Symlinking vs copying into $out/

I want to include some input files in my build output. I know of two options.

  • ln -s input $out/
  • cp input $out/

What are the implications of using each of these?

  • Will the linked ones use less storage?
  • Would linked ones be garbage collected when copied ones wouldn’t?
  • What else?
1 Like

What is input? Is it another store path? If not, definitely copy because otherwise your output is impure.

If it is a store path, linking will save space that would have otherwise been used in the copy (unless your filesystem does automatic deduplication), but it also means the input store path is now referenced by yours. So if you symlink a single file from e.g. a 1GB build output, you’re now pinning that entire 1GB build output such that it can’t be garbage-collected.

Also, nix has an option to determine if files are identical and hardlink them to save space. It’s not done by default, presumably because it’s slower (it definitely takes a while to do the initial pass, I don’t know offhand if it can do this incrementally), but it can be handy, especially if you’re running out of inodes.

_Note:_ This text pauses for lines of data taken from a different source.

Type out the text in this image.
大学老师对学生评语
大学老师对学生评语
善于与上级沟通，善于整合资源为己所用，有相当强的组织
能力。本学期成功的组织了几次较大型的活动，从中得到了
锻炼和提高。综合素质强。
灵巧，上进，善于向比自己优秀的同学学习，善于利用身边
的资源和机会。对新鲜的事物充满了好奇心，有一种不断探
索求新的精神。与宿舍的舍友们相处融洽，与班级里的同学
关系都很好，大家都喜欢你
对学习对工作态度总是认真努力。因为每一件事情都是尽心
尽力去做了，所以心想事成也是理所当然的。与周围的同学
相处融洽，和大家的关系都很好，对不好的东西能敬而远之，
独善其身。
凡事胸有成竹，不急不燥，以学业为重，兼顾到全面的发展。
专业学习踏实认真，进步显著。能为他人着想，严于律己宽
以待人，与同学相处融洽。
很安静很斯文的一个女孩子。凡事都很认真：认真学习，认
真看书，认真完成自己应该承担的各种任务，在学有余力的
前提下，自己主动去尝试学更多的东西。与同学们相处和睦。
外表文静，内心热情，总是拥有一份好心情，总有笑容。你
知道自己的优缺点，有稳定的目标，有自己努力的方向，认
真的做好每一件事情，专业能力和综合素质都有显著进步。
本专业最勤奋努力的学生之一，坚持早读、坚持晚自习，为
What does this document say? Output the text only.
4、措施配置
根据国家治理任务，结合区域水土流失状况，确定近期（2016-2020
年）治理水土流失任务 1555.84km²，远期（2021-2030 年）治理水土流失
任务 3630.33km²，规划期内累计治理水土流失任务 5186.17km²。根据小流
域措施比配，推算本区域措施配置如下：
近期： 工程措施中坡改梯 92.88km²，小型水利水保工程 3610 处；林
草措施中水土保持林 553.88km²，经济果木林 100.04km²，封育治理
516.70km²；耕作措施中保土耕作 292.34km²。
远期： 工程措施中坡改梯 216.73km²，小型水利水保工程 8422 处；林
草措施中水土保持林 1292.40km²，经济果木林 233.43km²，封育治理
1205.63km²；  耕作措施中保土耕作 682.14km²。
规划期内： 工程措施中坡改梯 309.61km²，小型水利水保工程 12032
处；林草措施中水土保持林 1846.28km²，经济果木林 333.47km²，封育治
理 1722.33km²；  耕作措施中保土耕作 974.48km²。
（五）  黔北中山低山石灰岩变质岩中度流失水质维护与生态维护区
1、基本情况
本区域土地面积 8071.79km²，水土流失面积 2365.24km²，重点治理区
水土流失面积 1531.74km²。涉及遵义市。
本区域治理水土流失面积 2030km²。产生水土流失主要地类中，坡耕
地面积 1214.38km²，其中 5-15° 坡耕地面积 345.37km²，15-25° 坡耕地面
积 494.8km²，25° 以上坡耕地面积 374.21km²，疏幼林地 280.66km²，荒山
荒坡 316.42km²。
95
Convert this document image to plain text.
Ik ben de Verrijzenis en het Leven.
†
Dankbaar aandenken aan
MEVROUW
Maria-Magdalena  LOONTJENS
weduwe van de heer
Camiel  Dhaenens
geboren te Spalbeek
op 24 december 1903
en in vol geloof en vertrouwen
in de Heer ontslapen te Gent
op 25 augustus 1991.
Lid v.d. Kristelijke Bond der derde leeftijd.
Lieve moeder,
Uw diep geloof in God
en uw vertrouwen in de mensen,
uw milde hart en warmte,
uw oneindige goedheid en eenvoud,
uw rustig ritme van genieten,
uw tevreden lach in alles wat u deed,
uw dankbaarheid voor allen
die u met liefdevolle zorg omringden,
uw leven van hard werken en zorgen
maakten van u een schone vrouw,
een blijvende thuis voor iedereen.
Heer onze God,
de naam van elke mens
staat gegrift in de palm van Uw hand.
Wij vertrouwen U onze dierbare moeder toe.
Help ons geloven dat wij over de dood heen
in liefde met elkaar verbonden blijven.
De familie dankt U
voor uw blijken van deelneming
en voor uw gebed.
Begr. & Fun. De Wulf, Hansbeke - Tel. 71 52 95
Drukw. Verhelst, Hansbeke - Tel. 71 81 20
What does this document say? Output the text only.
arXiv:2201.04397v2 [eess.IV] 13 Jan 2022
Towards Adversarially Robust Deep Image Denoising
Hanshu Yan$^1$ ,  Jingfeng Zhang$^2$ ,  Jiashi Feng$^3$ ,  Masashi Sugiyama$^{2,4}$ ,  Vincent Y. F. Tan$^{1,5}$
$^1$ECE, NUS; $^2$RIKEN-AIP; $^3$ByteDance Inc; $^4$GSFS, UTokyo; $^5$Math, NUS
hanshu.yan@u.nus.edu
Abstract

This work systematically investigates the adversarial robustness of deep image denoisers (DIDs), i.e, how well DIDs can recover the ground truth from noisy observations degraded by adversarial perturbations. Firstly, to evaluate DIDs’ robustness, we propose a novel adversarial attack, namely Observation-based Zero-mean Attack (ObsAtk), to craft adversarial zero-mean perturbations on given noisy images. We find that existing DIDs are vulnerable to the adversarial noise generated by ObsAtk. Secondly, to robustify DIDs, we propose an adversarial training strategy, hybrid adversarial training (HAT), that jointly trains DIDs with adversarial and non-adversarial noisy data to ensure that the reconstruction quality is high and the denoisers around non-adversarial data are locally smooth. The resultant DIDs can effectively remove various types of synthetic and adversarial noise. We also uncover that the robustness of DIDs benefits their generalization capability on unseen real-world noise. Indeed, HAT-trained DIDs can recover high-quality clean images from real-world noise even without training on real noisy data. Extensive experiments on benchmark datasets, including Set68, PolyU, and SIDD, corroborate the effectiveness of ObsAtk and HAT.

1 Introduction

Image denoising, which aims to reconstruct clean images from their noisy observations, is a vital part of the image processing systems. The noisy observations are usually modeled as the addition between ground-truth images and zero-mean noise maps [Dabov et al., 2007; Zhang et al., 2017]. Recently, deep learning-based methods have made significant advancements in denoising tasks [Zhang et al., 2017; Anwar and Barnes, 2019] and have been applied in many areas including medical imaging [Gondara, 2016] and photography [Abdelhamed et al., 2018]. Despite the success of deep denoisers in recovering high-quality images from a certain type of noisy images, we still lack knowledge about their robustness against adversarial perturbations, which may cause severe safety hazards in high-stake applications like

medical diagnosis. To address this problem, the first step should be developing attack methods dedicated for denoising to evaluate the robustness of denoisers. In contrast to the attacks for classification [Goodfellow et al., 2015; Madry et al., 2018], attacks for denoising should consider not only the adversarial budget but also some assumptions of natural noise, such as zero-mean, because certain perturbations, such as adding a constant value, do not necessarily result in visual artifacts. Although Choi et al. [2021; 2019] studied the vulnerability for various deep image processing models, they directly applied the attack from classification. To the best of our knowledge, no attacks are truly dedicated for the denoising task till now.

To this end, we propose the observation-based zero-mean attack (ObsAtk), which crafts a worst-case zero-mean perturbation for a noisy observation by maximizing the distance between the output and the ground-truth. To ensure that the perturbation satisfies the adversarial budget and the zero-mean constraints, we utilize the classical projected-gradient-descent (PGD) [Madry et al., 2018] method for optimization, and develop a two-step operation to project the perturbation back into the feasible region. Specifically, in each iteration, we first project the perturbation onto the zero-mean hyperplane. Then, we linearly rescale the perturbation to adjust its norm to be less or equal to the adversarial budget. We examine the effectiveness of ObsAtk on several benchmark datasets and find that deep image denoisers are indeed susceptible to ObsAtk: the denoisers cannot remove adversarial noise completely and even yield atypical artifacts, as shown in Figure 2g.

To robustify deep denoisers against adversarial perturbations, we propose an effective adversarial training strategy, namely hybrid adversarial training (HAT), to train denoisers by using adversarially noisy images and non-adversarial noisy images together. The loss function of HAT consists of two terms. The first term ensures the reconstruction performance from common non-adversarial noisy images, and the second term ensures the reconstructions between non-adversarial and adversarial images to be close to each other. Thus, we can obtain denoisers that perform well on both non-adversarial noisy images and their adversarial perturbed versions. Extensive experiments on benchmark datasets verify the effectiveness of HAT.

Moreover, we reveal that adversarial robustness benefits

You could also just try hardlinking the file yourself. I don’t generally see this done in derivations but I’m not really sure why not. My only real thought is if there’s a chance the filesystem doesn’t support hardlinks, but I don’t know if that’s likely to come up in practice. It looks like cp has a flag -l to hardlink files automatically so if disk space is a concern with your input files then using cp -l might be the best approach.

2 Likes

My recollection of directly hardlinking is, last I tried doing it it
failed in a sandbox, because nix’s sandbox relies on bind-mounting each
store path and one can’t hardlink across two different mounts (even if
down below they refer to the same filesystem).

Now, maybe things have changed in the past few years? :slight_smile:

2 Likes

The hard linking optimization works for the local filesystem, but it doesn’t improve the transfer of store paths between systems like binary caches.

On the other hand, symlinks do tend to trade less bandwidth for more network roundtrips, because a typical cache retrieval takes two http requests. Nix can only be sequential in dependency depth (as long as it is designed to minimize the number of requests).

So, as usual, it depends :slight_smile:

1 Like

Oh interesting. I generally use Nix on macOS where it can’t use bind mounts like that so I hadn’t run into that, but that would explain why packages generally copy instead of hard-linking.